Jordan Rudess-Chopin's Revolutionary Etude
Rudess is best know for his work in The Dregs and Dream Theater, but has also released several solo albums and worked on numerous other projects. He seems to do a fine job of bringing this frantic and powerful piano composition to life.
Chuck Leavell-Chopin's Prelude In E
This gentleman is not quite the prog household name of the last three. He has however, played with some of the biggies including The Allman Brothers, Eric Clapton, The Rolling Stones and Sea Level. His particular performance is especially strong, as he seems to know just how to coax the passion from his instrument.
Chris Ingles: Brahms' Variations On Paganini
Chris Ingles' main claim to fame is his work in the band Shadow Gallery. He takes the opportunity to do a piece that shows that classical music can indeed be fun.

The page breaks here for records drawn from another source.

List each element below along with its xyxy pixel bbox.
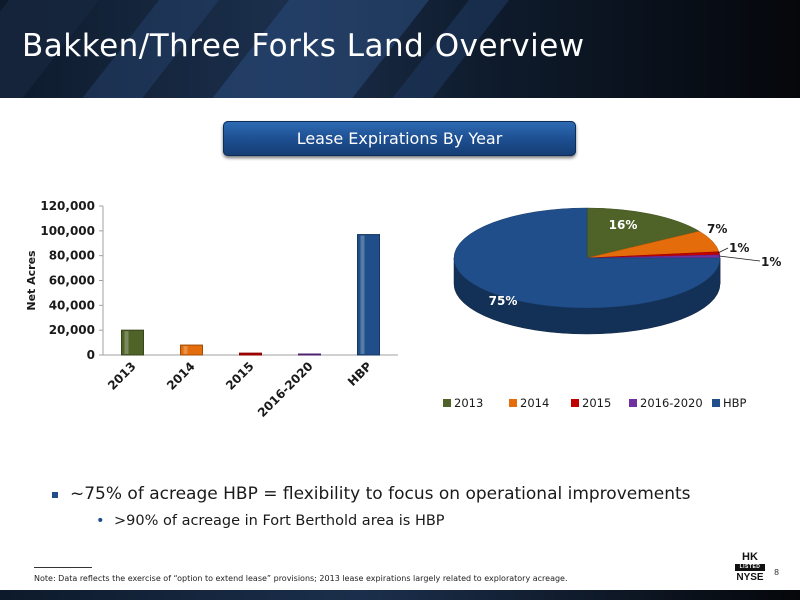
pie-data-label: 7% — [707, 222, 727, 236]
y-tick-label: 120,000 — [40, 199, 95, 213]
legend-label: 2013 — [454, 396, 483, 410]
x-tick-label: HBP — [345, 359, 375, 389]
y-tick-label: 80,000 — [49, 249, 95, 263]
legend-item-2013: 2013 — [443, 396, 483, 410]
y-tick-label: 40,000 — [49, 298, 95, 312]
pie-data-label: 1% — [761, 255, 781, 269]
pie-slice-hbp — [453, 207, 721, 309]
sub-bullet-item: • >90% of acreage in Fort Berthold area … — [52, 513, 772, 529]
bar-chart: 0 20,000 40,000 60,000 80,000 100,000 120,000 N… — [25, 199, 398, 420]
logo-nyse-text: NYSE — [736, 572, 764, 583]
legend-item-2016-2020: 2016-2020 — [629, 396, 703, 410]
pie-leader-line — [718, 255, 761, 262]
sub-bullet-text: >90% of acreage in Fort Berthold area is… — [114, 513, 445, 529]
bar-body — [357, 234, 380, 356]
legend-label: 2014 — [520, 396, 549, 410]
x-tick-label: 2016-2020 — [255, 359, 316, 420]
pie-data-label: 16% — [609, 218, 638, 232]
legend-swatch — [571, 399, 579, 407]
dot-bullet-icon: • — [96, 513, 105, 529]
footnote: Note: Data reflects the exercise of “opt… — [34, 574, 568, 583]
legend-swatch — [712, 399, 720, 407]
x-tick-label: 2013 — [105, 359, 139, 393]
chart-header-box: Lease Expirations By Year — [223, 121, 576, 156]
bar-2014 — [180, 344, 203, 356]
bar-body — [239, 352, 262, 356]
bar-hbp — [357, 234, 380, 356]
y-tick-label: 60,000 — [49, 274, 95, 288]
y-tick-label: 100,000 — [40, 224, 95, 238]
bullet-list: ~75% of acreage HBP = flexibility to foc… — [52, 484, 772, 529]
bar-body — [121, 329, 144, 356]
slide-title: Bakken/Three Forks Land Overview — [22, 28, 585, 64]
pie-slice-2013 — [586, 207, 700, 259]
bar-body — [180, 344, 203, 356]
bar-2013 — [121, 329, 144, 356]
legend-item-hbp: HBP — [712, 396, 747, 410]
legend-swatch — [443, 399, 451, 407]
x-tick-label: 2014 — [164, 359, 198, 393]
bullet-item: ~75% of acreage HBP = flexibility to foc… — [52, 484, 772, 504]
footnote-divider — [34, 567, 92, 568]
logo-listed-text: LISTED — [735, 564, 765, 571]
legend-item-2015: 2015 — [571, 396, 611, 410]
legend-swatch — [629, 399, 637, 407]
bar-2016-2020 — [298, 353, 321, 356]
y-tick-label: 0 — [87, 348, 95, 362]
y-axis-label: Net Acres — [25, 250, 38, 311]
bar-highlight — [124, 331, 129, 354]
pie-data-label: 75% — [489, 294, 518, 308]
bar-body — [298, 353, 321, 356]
slide-header: Bakken/Three Forks Land Overview — [0, 0, 800, 98]
bottom-bar — [0, 590, 800, 600]
legend-swatch — [509, 399, 517, 407]
bar-highlight — [183, 346, 188, 354]
y-tick-label: 20,000 — [49, 323, 95, 337]
legend-label: 2016-2020 — [640, 396, 703, 410]
x-tick-label: 2015 — [223, 359, 257, 393]
pie-leader-line — [717, 247, 729, 254]
legend-label: 2015 — [582, 396, 611, 410]
legend-label: HBP — [723, 396, 747, 410]
page-number: 8 — [774, 568, 780, 577]
pie-chart: 16% 7%1%1%75% 2013 2014 2015 2016-2020 HBP — [443, 207, 781, 410]
hk-nyse-logo: HK LISTED NYSE — [733, 551, 767, 583]
bar-highlight — [360, 235, 365, 354]
logo-hk-text: HK — [742, 551, 758, 563]
bar-2015 — [239, 352, 262, 356]
bullet-text: ~75% of acreage HBP = flexibility to foc… — [70, 484, 691, 504]
legend-item-2014: 2014 — [509, 396, 549, 410]
pie-data-label: 1% — [729, 241, 749, 255]
square-bullet-icon — [52, 492, 58, 498]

It is a light-hearted yet invigorating piece performed with precision and style.
David Bryan-Beethoven's Moonlight Sonata
 David Bryan is best known for his work as the keyboardist for Bon Jovi: Here he takes on my all time favorite classical piano piece. Bryan certainly does the composition justice capturing every bit of the emotion and power.

Patrick Moraz-Chopin's Military Polonaise
Having replaced Rick Wakeman in Yes, (then later being replace by him in that same band) Moraz has also been in Refugee, Mainhorse and the Moody Blues in addition to having a successful solo career. Here he gives us a strong performance of this piece that simply screams out its composer's name, so obvious are his fingerprints on it.
Brian Auger-Faure's Pave Op. 50
Auger is a jazz keyboardist best know for his work in Steampacket, Trinity and Oblivion Express. His performance is a bit of a change from the rest, feeling as if he has somehow added his own jazzy texture to the number. It is quite nice.
Mark Robertson-Liszt's Sonnetto 104 del Petrarca
Mark Robertson is the keyboardist and main man behind the awesome prog outfit Cairo. Robertson manages to score the longest performance on the disc with this piece, a constantly changing dynamic composition. This one really feels as if it might have been a big influence on a lot of prog players.

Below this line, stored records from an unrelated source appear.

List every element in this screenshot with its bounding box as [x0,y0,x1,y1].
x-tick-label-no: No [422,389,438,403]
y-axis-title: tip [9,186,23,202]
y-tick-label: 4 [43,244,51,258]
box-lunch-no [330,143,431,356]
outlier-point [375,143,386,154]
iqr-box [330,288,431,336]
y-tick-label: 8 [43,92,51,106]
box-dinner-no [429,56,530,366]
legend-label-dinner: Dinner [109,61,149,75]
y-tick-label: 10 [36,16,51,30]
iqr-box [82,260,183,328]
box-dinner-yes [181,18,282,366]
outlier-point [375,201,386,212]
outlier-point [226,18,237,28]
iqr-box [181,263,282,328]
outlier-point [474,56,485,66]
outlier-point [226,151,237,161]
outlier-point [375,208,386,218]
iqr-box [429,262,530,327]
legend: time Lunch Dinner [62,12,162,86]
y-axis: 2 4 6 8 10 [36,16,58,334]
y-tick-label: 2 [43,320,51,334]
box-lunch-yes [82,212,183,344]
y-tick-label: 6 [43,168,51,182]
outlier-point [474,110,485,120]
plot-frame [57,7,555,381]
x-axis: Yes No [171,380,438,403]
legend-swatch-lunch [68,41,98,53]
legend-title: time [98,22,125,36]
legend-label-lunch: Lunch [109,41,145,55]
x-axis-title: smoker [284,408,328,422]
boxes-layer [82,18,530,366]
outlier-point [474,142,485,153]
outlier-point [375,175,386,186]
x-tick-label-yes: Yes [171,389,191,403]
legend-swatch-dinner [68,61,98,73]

Tony Hymas-Prokofiev's Suggestion Diabolique
Hymas' biggest claim to fame has been as the keyboardist for Jeff Beck, but he is also well known for his work in the band The Lonely Bears. Translating to "diabolical suggestion", this one has an air of evil about it that Hymas seems to do a good job of eking from the keys. Getting a bit chaotic at times, this cut also has a bit of a playful nature.

Dizzy Reed-Chopin's Raindrop
Admittedly, the keyboardist for Guns and Roses would not be the first person you would expect to be playing a classical piece. He puts in a delicate and beautiful showing nonetheless.

Steve Porcaro-Ravel's Pavane For A Dead Princess
Ravel is certainly best known for Bolero and Porcaro is best known for his work in Toto, but the two of them intersect with this piece. It is a delicate and restful number.